Given matrix $A_{3x3}$ , and $Ax = 0$, $Ax = x$, $Ax = -x$ all have non trivial solutions. How can I prove that $A$ is diagonalizable?
As a start I know that $A$ is not invertible (concluded from $Ax = 0$ has a non trivial solution), the determinant of $A$ is zero. But what does the other information give me?
On
I'm assuming A is defined over a field F with characteristic different from 2.
The conditions imply that A has eigenvalues 0, 1 and -1, respectively. Different eigenvalues implies that the corresponding eigenvectors are linearly independent. Since A is 3x3, this means that these eigenvectors form a basis of the vector space F^3. Since there is a basis of eigenvectors, A is diagonalizable.
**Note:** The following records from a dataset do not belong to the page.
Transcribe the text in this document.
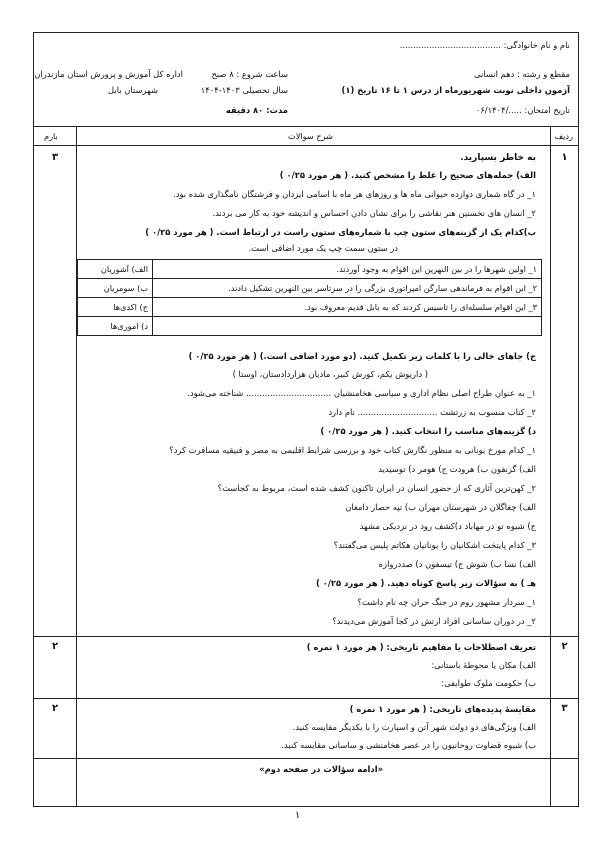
نام و نام خانوادگی: ......................................
مقطع و رشته : دهم انسانی
آزمون داخلی نوبت شهریورماه از درس ۱ تا ۱۶ تاریخ (۱)
تاریخ امتحان: ...../۰۶/۱۴۰۴
ساعت شروع : ۸ صبح
سال تحصیلی ۱۴۰۳-۱۴۰۴
مدت: ۸۰ دقیقه
اداره کل آموزش و پرورش استان مازندران
شهرستان بابل
ردیف
شرح سوالات
بارم
۱
۳	به خاطر بسپارید.
الف) جمله‌های صحیح را غلط را مشخص کنید. ( هر مورد ۰/۲۵ )
۱_ در گاه شماری دوازده حیوانی ماه ها و روزهای هر ماه با اسامی ایزدان و فرشتگان نامگذاری شده بود.
۲_ انسان های نخستین هنر نقاشی را برای نشان دادن احساس و اندیشه خود به کار می بردند.
ب)کدام یک از گزینه‌های ستون چپ با شماره‌های ستون راست در ارتباط است. ( هر مورد ۰/۲۵ )
در ستون سمت چپ یک مورد اضافی است.
۱_ اولین شهرها را در بین النهرین این اقوام به وجود آوردند.	الف) آشوریان
۲_ این اقوام به فرماندهی سارگن امپراتوری بزرگی را در سرتاسر بین النهرین تشکیل دادند.	ب) سومریان
۳_ این اقوام سلسله‌ای را تاسیس کردند که به بابل قدیم معروف بود.	ج) اکدی‌ها
	د) اموری‌ها
ج) جاهای خالی را با کلمات زیر تکمیل کنید. (دو مورد اضافی است.) ( هر مورد ۰/۲۵ )
( داریوش یکم، کورش کبیر، مادیان هزاردادستان، اوستا )
۱_ به عنوان طراح اصلی نظام اداری و سیاسی هخامنشیان ................................ شناخته می‌شود.
۲_ کتاب منسوب به زرتشت .............................. نام دارد
د) گزینه‌های مناسب را انتخاب کنید. ( هر مورد ۰/۲۵ )
۱_ کدام مورخ یونانی به منظور نگارش کتاب خود و بررسی شرایط اقلیمی به مصر و فنیقیه مسافرت کرد؟
الف) گزنفون ب) هرودت ج) هومر د) توسیدید
۲_ کهن‌ترین آثاری که از حضور انسان در ایران تاکنون کشف شده است، مربوط به کجاست؟
الف) چغاگلان در شهرستان مهران ب) تپه حصار دامغان
ج) شیوه تو در مهاباد د)کشف رود در نزدیکی مشهد
۳_ کدام پایتخت اشکانیان را یونانیان هکاتم پلیس می‌گفتند؟
الف) نسا ب) شوش ج) تیسفون د) صددروازه
هـ ) به سؤالات زیر پاسخ کوتاه دهید. ( هر مورد ۰/۲۵ )
۱_ سردار مشهور روم در جنگ حران چه نام داشت؟
۲_ در دوران ساسانی افراد ارتش در کجا آموزش می‌دیدند؟
۲
۲	تعریف اصطلاحات یا مفاهیم تاریخی: ( هر مورد ۱ نمره )
الف) مکان یا محوطهٔ باستانی:
ب) حکومت ملوک طوایفی:
۳
۲	مقایسهٔ پدیده‌های تاریخی: ( هر مورد ۱ نمره )
الف) ویژگی‌های دو دولت شهر آتن و اسپارت را با یکدیگر مقایسه کنید.
ب) شیوه قضاوت روحانیون را در عصر هخامنشی و ساسانی مقایسه کنید.
«ادامه سؤالات در صفحه دوم»
۱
In particular, A is similar to diag(0,1,-1).
On
If eigenvectors $v_1,\dots, v_r$ correspond to distinct eigenvalues $\alpha_1,\dots, \alpha_r$, the set $\bigl\{v_1,\dots, v_r\bigr\}$ is linearly independent.
Hence, if you have $n$ distinct eigenvalues for an $n\times n$ matrix $A$, representing an endomorphism of the space $K^n$ ($K$ denotes the base field), this matrix is diagonalisable to a matrix $D=\operatorname{Diag}(\alpha_1, \dots,\alpha_n) $ in a basis of $n$ eigenvectors.
You have three distinct eigenvalues in a $3\times 3$ matrix. That means that you have three linearly independent eigenvectors in $\Bbb R^3$. In that basis $A$ is diagonal.